Google’s search engine is considered a form of artificial intelligence (or AI). I’m not knocking Google’s search algorithm. There’s something to that. There are many billions of dollars, perhaps even close to a trillion dollars in value. So it is undoubtedly valuable. But it’s not what most people would think of as an excellent, sexy AI.
What about machine learning?
Machine learning is a branch of artificial intelligence that involves using data and algorithms that allow a system, a computer, or a series of computers to learn to improve over time automatically (in other words, on its own). So effectively, we put some structure and guide rails in place, and we give data to train something. And then, it projects or uses that different data to conclude.
Hopefully, there’s a feedback loop built into the programming that says that it will learn from how it does that. So it’s going to run one set of calculations, one type of analysis, or one type of calculation and say, “Ah, I get this type of results” or “It fits this well.
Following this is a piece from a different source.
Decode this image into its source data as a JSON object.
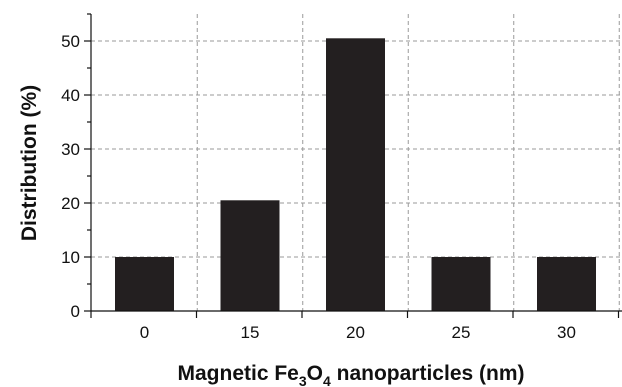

And if that works, great, I will keep that information. But then, I’m going to test something else. And if that methodology produces a better prediction than the first one, I’m going to go with that one instead.”
The system is learning
All that should happen automatically, and it should, ideally, continuously or on its own, go through that process of figuring out what works better than something else. That way, a human isn’t selecting the statistical methodology like linear regression, but the system is doing that independently. That’s machine learning.
The most common languages for machine learning are Python and R. There are also things like deep learning and neural networks, but that’s really for another day. I will leave you with this quote from Matt Velloso related to what defines artificial intelligence versus machine learning. The quote is this, “If it’s written in Python, it’s probably machine learning. If it’s written in PowerPoint, it’s probably artificial intelligence.”
I think that’s hilarious. I think it’s a brilliant quote because we see the term “artificial intelligence” thrown around so much. Many of these claims are BS, and that captures it so perfectly because it makes fun of all the people running around and claiming they have artificial intelligence.
We see this a lot in our industry. There’s a reasonably large number of claims that some artificial intelligence is involved. Increasingly now, people are even saying that there’s some machine learning. I think this is frequently somewhere between aspirational and perhaps, more cynically, marketing or perhaps worse, outright people fabricating what they’re doing. That’s our take on data science, statistics, analytics, artificial intelligence, machine learning, and all of those relationships and sub-disciplines.